The group has been asking for restoration of the mural for more than a year, since the Rev. Benito Hernandez, a relatively new pastor of Denver’s Our Lady of Guadalupe Parish, constructed a wall in front of the depiction of Mary, mother of Jesus.
Hernandez said the parish council decided the painting “detracted from the central focus of the holy presence of the Blessed Sacrament in the altar.”
The mural is accessible for viewing behind the wall.
“The decision was not a denial of the mural’s value to the parish’s history or a rejection of the artist’s original intent,” he wrote.

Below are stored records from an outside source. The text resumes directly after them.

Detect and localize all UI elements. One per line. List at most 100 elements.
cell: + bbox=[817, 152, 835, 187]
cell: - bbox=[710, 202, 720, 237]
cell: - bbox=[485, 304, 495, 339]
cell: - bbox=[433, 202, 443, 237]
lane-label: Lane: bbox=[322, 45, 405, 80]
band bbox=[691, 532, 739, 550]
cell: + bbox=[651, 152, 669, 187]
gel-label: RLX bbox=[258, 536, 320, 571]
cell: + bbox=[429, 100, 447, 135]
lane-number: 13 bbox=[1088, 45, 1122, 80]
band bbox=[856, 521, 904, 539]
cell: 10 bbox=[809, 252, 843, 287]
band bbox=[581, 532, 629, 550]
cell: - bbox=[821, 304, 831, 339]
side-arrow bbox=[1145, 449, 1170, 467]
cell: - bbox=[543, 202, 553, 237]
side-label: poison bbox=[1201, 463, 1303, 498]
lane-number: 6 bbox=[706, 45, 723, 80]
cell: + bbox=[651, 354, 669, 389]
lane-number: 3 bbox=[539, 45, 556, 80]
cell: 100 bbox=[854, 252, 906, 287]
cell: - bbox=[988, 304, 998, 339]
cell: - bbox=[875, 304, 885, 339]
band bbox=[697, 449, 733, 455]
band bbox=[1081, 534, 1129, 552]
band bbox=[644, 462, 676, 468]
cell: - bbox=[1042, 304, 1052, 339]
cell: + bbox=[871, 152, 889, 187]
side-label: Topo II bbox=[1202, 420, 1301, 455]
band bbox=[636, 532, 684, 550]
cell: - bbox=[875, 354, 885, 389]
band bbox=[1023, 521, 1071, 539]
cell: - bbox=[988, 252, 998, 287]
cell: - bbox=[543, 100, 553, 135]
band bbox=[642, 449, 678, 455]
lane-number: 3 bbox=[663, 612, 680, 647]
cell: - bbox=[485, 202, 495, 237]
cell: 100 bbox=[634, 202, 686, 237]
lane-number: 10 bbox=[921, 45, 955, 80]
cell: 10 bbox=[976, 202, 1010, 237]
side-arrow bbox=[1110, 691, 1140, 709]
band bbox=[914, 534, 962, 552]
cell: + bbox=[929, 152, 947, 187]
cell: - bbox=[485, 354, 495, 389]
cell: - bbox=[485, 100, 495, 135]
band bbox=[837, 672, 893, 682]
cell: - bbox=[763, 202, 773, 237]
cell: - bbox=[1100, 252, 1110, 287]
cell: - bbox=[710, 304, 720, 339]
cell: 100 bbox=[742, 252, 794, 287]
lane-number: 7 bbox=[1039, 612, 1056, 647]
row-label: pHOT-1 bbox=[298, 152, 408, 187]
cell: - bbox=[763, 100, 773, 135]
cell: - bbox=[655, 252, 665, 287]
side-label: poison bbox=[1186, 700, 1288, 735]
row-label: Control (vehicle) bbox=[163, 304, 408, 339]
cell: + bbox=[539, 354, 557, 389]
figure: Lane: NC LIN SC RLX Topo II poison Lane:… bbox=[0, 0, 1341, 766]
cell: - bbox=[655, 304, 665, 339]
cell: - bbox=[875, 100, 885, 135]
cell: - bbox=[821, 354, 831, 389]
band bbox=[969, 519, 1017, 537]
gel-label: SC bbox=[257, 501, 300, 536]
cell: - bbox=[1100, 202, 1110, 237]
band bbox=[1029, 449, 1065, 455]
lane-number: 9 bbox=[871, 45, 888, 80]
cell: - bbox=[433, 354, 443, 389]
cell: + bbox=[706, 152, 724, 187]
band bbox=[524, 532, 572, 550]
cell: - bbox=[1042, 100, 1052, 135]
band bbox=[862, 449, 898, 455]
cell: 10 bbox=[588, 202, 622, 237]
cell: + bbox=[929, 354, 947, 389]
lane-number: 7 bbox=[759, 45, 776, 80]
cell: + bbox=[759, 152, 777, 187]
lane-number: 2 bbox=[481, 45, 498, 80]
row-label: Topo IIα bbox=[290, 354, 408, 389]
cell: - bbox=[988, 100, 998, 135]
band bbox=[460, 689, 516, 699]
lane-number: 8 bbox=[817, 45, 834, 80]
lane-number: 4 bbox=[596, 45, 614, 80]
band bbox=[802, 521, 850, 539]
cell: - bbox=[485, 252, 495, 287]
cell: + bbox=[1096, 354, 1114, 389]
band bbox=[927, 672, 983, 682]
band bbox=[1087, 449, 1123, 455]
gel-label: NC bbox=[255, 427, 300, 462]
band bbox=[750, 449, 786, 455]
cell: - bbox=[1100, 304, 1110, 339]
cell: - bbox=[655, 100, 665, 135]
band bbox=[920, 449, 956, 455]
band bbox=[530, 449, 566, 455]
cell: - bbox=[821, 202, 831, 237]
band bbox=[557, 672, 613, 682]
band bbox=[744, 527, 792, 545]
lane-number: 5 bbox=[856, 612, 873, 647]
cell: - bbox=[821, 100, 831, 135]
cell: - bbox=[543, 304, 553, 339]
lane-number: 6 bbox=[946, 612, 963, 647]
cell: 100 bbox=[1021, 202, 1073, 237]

However, the loss of the mural as sanctuary centerpiece after more than three decades was “a stab to the heart” of a community with pride in its Latino heritage and past history of social activism, said Faithful United organizer Mike Wilzoch. The church was founded in 1936 to serve Denver’s Spanish-speaking Catholics.
“These guys are dead wrong, and they don’t have the humility to admit it,” said Wilzoch, an experienced community organizer and former parishioner of the north Denver church.
Our Lady of Guadalupe appeared to poor Juan Diego and delivered a message of peace in his native language, the group said in its letter to the archbishop. “And (her) telling the world that God does not speak only to the wealthy, who were treating Juan Diego and our ancestors with brutality, is a message that resonates today.”
Tuesday afternoon, Faithful United members were met outside by Monsignor Jorge de los Santos, the vicar for Hispanic Ministry, who told them: “I love you. I want to tell you I respect you a lot.”
But de los Santos said he could do nothing for them because the matter was decided by parish leadership and a majority of parishioners, not by the archbishop.
“We’ve just seen another wall,” Wilzoch said. “But we will continue our campaign until the wall comes down.”
Frank Castro, baptized in the church and a parishioner for 64 years, told de los Santos there hadn’t been a vote of parishioners or even minutes of a vote by the parish council.
“We will not go back to the days when we were expected to follow the church without question,” said Martha Urioste, an elder of the Guadalupana Society.
Other group members said this claim of a majority favoring mural removal was an attempt to divide the parish when most wanted its preservation.
Helen Giron-Mushfig, a visiting professor of Chicano studies at Metropolitan State College of Denver, said, “The church should not dictate to us how to worship.”